①バビロン、メド・ペルシヤ、ギリシア、帝国主義の国(ローマ)
②「人の子のような方」が到来し、御国を建てた。
4.8~12章:将来の御国の幻
(1)雄羊と雄山羊の幻(8章)
①将来の帝国の預言
(2)70週の預言(9章)
①メシアの到来と死がいつになるかの預言が与えられた。
②イスラエルと7年の契約を結ぶ反キリストの到来。
③7年の中間で契約が破棄される。
④後半の3年半が終わると、神の大いなる裁きが行われる。
⑤天使がダニエルにこの幻の解釈を与える。
(3)イスラエルの将来に関する預言(10~12章)
Ⅱ.ダニエル書の目的
1.献身の勧め
(1)1章に記された内容は、捕囚の地にあっていかに生きるべきかを教えている。
①神は、いかなる状況下にあっても、ご自身の民を忘れてはいない。
②これは、捕囚民にとって励ましとなった。
(2)ダニエルとヤコブの息子のヨセフは、似ている。
①異郷において、神に忠実であった。
②高い地位に上げられた。
③神の助けによって、夢や幻を解き明かした。
2.異邦人諸国に対する神の主権
(1)ダニ2章と7章は、世界の覇権国の変遷の預言である。
①神は、異邦人の帝国を支配しておられる。
②神の歴史のゴールは、メシア的王国である。
(2)ルカは、「異邦人の時」という言葉を使っている。
Luk 21:24 人々は剣の刃に倒れ、捕虜となってあらゆる国に連れて行かれる。異邦人の時代が完了するまで、エルサレムは異邦人に踏み荒らされる。
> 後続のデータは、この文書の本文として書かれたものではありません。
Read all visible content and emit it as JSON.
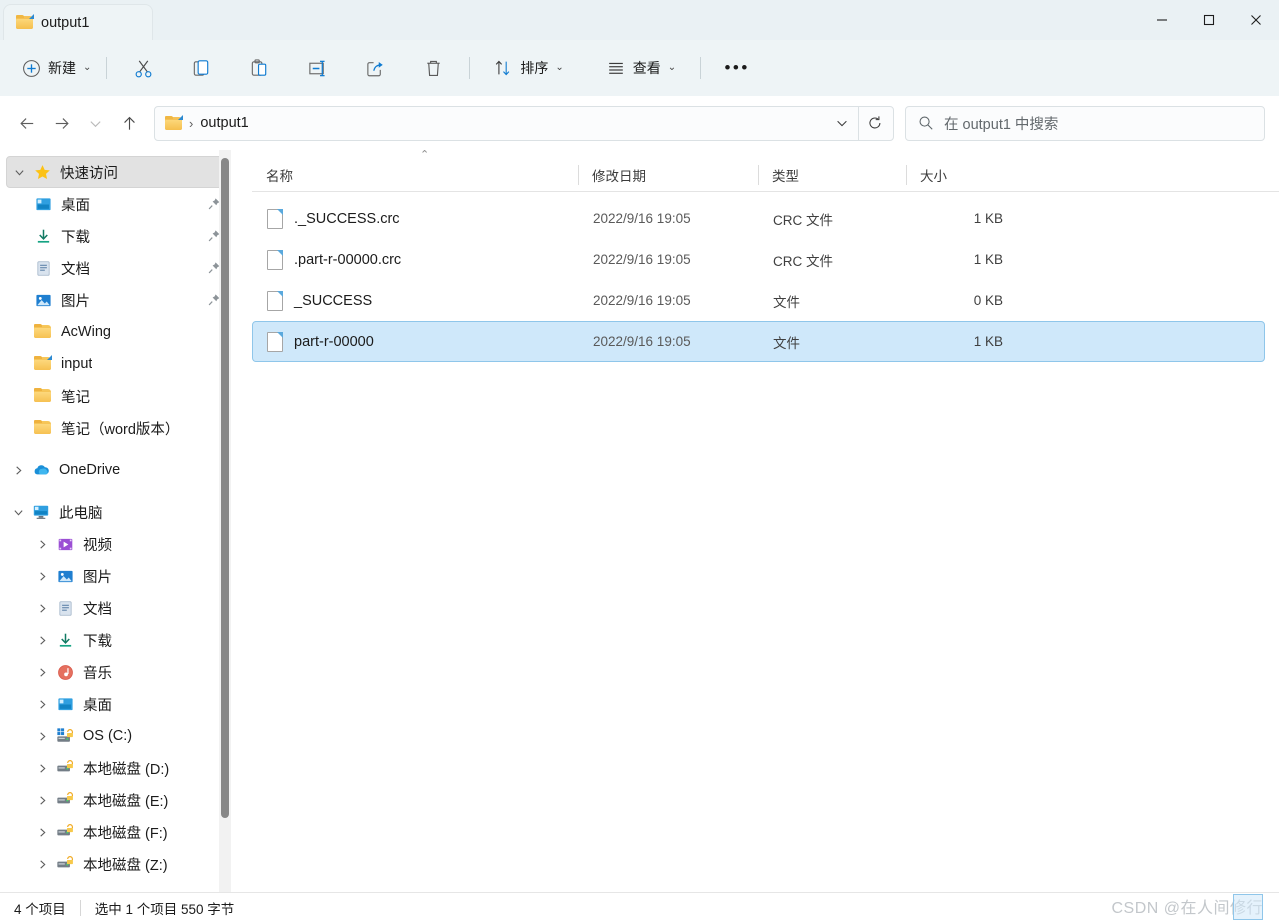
{
  "window": {
    "tab_title": "output1",
    "minimize_label": "最小化",
    "maximize_label": "最大化",
    "close_label": "关闭"
  },
  "toolbar": {
    "new_label": "新建",
    "sort_label": "排序",
    "view_label": "查看",
    "more_label": "...",
    "icons": {
      "new": "plus-circle-icon",
      "cut": "scissors-icon",
      "copy": "copy-icon",
      "paste": "paste-icon",
      "rename": "rename-icon",
      "share": "share-icon",
      "delete": "trash-icon",
      "sort": "sort-arrows-icon",
      "view": "list-lines-icon",
      "more": "ellipsis-icon"
    }
  },
  "address": {
    "back_icon": "arrow-left-icon",
    "forward_icon": "arrow-right-icon",
    "recent_icon": "chevron-down-icon",
    "up_icon": "arrow-up-icon",
    "folder_icon": "folder-shortcut-icon",
    "crumb_separator": "›",
    "path_label": "output1",
    "dropdown_icon": "chevron-down-icon",
    "refresh_icon": "refresh-icon"
  },
  "search": {
    "icon": "search-icon",
    "placeholder": "在 output1 中搜索"
  },
  "sidebar": {
    "groups": [
      {
        "label": "快速访问",
        "icon": "star-icon",
        "expander": "chevron-down-icon",
        "selected": true,
        "items": [
          {
            "label": "桌面",
            "icon": "desktop-icon",
            "pinned": true
          },
          {
            "label": "下载",
            "icon": "downloads-icon",
            "pinned": true
          },
          {
            "label": "文档",
            "icon": "documents-icon",
            "pinned": true
          },
          {
            "label": "图片",
            "icon": "pictures-icon",
            "pinned": true
          },
          {
            "label": "AcWing",
            "icon": "folder-icon",
            "pinned": false
          },
          {
            "label": "input",
            "icon": "folder-shortcut-icon",
            "pinned": false
          },
          {
            "label": "笔记",
            "icon": "folder-icon",
            "pinned": false
          },
          {
            "label": "笔记（word版本）",
            "icon": "folder-icon",
            "pinned": false
          }
        ]
      },
      {
        "label": "OneDrive",
        "icon": "onedrive-cloud-icon",
        "expander": "chevron-right-icon",
        "selected": false,
        "items": []
      },
      {
        "label": "此电脑",
        "icon": "this-pc-icon",
        "expander": "chevron-down-icon",
        "selected": false,
        "items": [
          {
            "label": "视频",
            "icon": "videos-icon",
            "expander": "chevron-right-icon"
          },
          {
            "label": "图片",
            "icon": "pictures-icon",
            "expander": "chevron-right-icon"
          },
          {
            "label": "文档",
            "icon": "documents-icon",
            "expander": "chevron-right-icon"
          },
          {
            "label": "下载",
            "icon": "downloads-icon",
            "expander": "chevron-right-icon"
          },
          {
            "label": "音乐",
            "icon": "music-icon",
            "expander": "chevron-right-icon"
          },
          {
            "label": "桌面",
            "icon": "desktop-icon",
            "expander": "chevron-right-icon"
          },
          {
            "label": "OS (C:)",
            "icon": "os-drive-icon",
            "expander": "chevron-right-icon"
          },
          {
            "label": "本地磁盘 (D:)",
            "icon": "drive-icon",
            "expander": "chevron-right-icon"
          },
          {
            "label": "本地磁盘 (E:)",
            "icon": "drive-icon",
            "expander": "chevron-right-icon"
          },
          {
            "label": "本地磁盘 (F:)",
            "icon": "drive-icon",
            "expander": "chevron-right-icon"
          },
          {
            "label": "本地磁盘 (Z:)",
            "icon": "drive-icon",
            "expander": "chevron-right-icon"
          }
        ]
      }
    ]
  },
  "filelist": {
    "columns": {
      "name": "名称",
      "date": "修改日期",
      "type": "类型",
      "size": "大小"
    },
    "sort_indicator": "⌃",
    "rows": [
      {
        "name": "._SUCCESS.crc",
        "date": "2022/9/16 19:05",
        "type": "CRC 文件",
        "size": "1 KB",
        "selected": false
      },
      {
        "name": ".part-r-00000.crc",
        "date": "2022/9/16 19:05",
        "type": "CRC 文件",
        "size": "1 KB",
        "selected": false
      },
      {
        "name": "_SUCCESS",
        "date": "2022/9/16 19:05",
        "type": "文件",
        "size": "0 KB",
        "selected": false
      },
      {
        "name": "part-r-00000",
        "date": "2022/9/16 19:05",
        "type": "文件",
        "size": "1 KB",
        "selected": true
      }
    ]
  },
  "statusbar": {
    "item_count": "4 个项目",
    "selection": "选中 1 个项目  550 字节"
  },
  "watermark": {
    "text": "CSDN @在人间修行"
  },
  "colors": {
    "titlebar_bg": "#eaf1f4",
    "toolbar_bg": "#eef4f6",
    "accent_blue": "#0f7bd1",
    "selection_bg": "#cfe8fa",
    "selection_border": "#8fc6ea",
    "folder_yellow": "#f6c152"
  }
}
」
①再臨のメシアが、エルサレムから世界を統治するまでは、異邦人の時が続く。
②異邦人は、イスラエルの民をどう扱うかについて注意する必要がある。
3.契約の民に対する神の忠実さ
(1)イスラエルの民は、不従順のゆえにバビロン捕囚を経験した。
①しかし、捕囚の地にあっても、神は契約の民を守られた。
(2)ダニエル書は、メシア的王国におけるイスラエルの祝福を預言している。
①私たちは、新しい契約の民である。
②今は、神の計画に基づく過去と未来に挟まれた「今」である。
③歴史のゴールから、「今」を見ることを学ぼう。